The sentence sees most opposition leaders behind bars as the ruling Georgian Dream squeezes critics and rivals.

A Georgian court has sentenced an opposition leader to seven months in prison, as a crackdown by the governing party on its rivals continues.

The Tbilisi court imposed the sentence on Giorgi Vashadze, a leader of the Strategy Builder party, on Tuesday for failing to cooperate with a commission investigating abuse of power by a former government.

The jailing means that nearly all of the country’s major pro-European opposition figures have now been imprisoned. The crackdown has increased accusations against the ruling Georgian Dream party that it is trampling on democracy amid ongoing protests in the wake of last year’s disputed elections.

Vashadze, deputy minister of justice from 2010 to 2012, was found guilty of refusing to cooperate with a government commission investigating alleged abuse during its time in power under former President Mikheil Saakashvili.

Opposition figures say the commission is a ruse used by the government to stifle opponents.

Saakashvili is currently serving a 12-and-a-half-year sentence on charges that rights groups say are politically motivated.

Vashadze, whose party belongs to a coalition that came third in last year’s election, was also handed a two-year ban on holding public office.

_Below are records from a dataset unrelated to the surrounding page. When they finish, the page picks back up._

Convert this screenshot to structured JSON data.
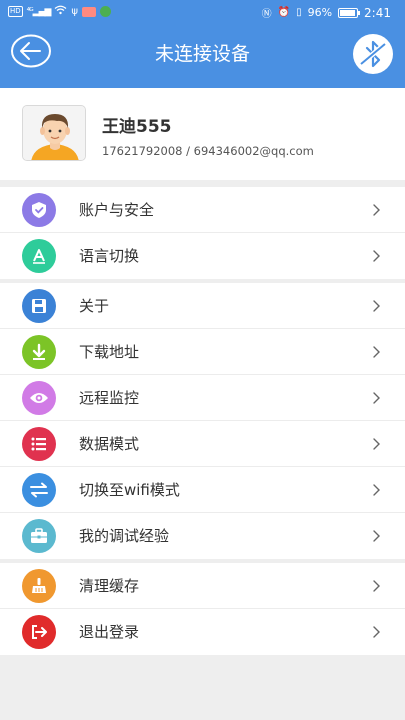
{
  "status_bar": {
    "left_indicators": "HD 4G",
    "battery_percent": "96%",
    "time": "2:41"
  },
  "header": {
    "title": "未连接设备"
  },
  "profile": {
    "name": "王迪555",
    "contact": "17621792008 / 694346002@qq.com"
  },
  "menu_groups": [
    [
      {
        "label": "账户与安全",
        "icon": "shield-icon",
        "color": "#8c7ae6"
      },
      {
        "label": "语言切换",
        "icon": "language-icon",
        "color": "#2ecc9a"
      }
    ],
    [
      {
        "label": "关于",
        "icon": "floppy-disk-icon",
        "color": "#3b82d6"
      },
      {
        "label": "下载地址",
        "icon": "download-icon",
        "color": "#7cc427"
      },
      {
        "label": "远程监控",
        "icon": "eye-icon",
        "color": "#d17be6"
      },
      {
        "label": "数据模式",
        "icon": "list-icon",
        "color": "#e0324f"
      },
      {
        "label": "切换至wifi模式",
        "icon": "swap-icon",
        "color": "#3b8fe0"
      },
      {
        "label": "我的调试经验",
        "icon": "toolbox-icon",
        "color": "#5bb9cf"
      }
    ],
    [
      {
        "label": "清理缓存",
        "icon": "broom-icon",
        "color": "#f0982f"
      },
      {
        "label": "退出登录",
        "icon": "logout-icon",
        "color": "#e02b2b"
      }
    ]
  ]
}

Three other opposition figures have been jailed on the same charge.

“The Georgian Dream regime has imprisoned the whole of Georgia. We are fighting for the country’s liberation,” Vashadze said before the verdict, the AFP news agency reported.

Turmoil

Georgia has been racked by political turmoil since Georgian Dream secured a further term in power in October’s parliamentary election.

The opposition continues to dispute the results, claiming vote fraud and Russian interference.

Mass protests broke out, gathering steam when the government announced in November it was suspending talks on joining the European Union in response to a European Parliament resolution rejecting the results of the elections, citing “significant irregularities”.

The protests have continued nightly for more than 200 days, although they have shrunk in size in recent months.

Prominent poet arrested

At a protest outside parliament in Tbilisi on Monday night, Georgia’s most celebrated poet, Zviad Ratiani, was arrested on charges of assaulting a police officer, news agencies reported.

He faces up to seven years in prison.

Ratiani has been a high-profile figure in the protest movement and was arrested at a protest last year, spending a week in prison despite having serious injuries from assaults in custody, AFP reported.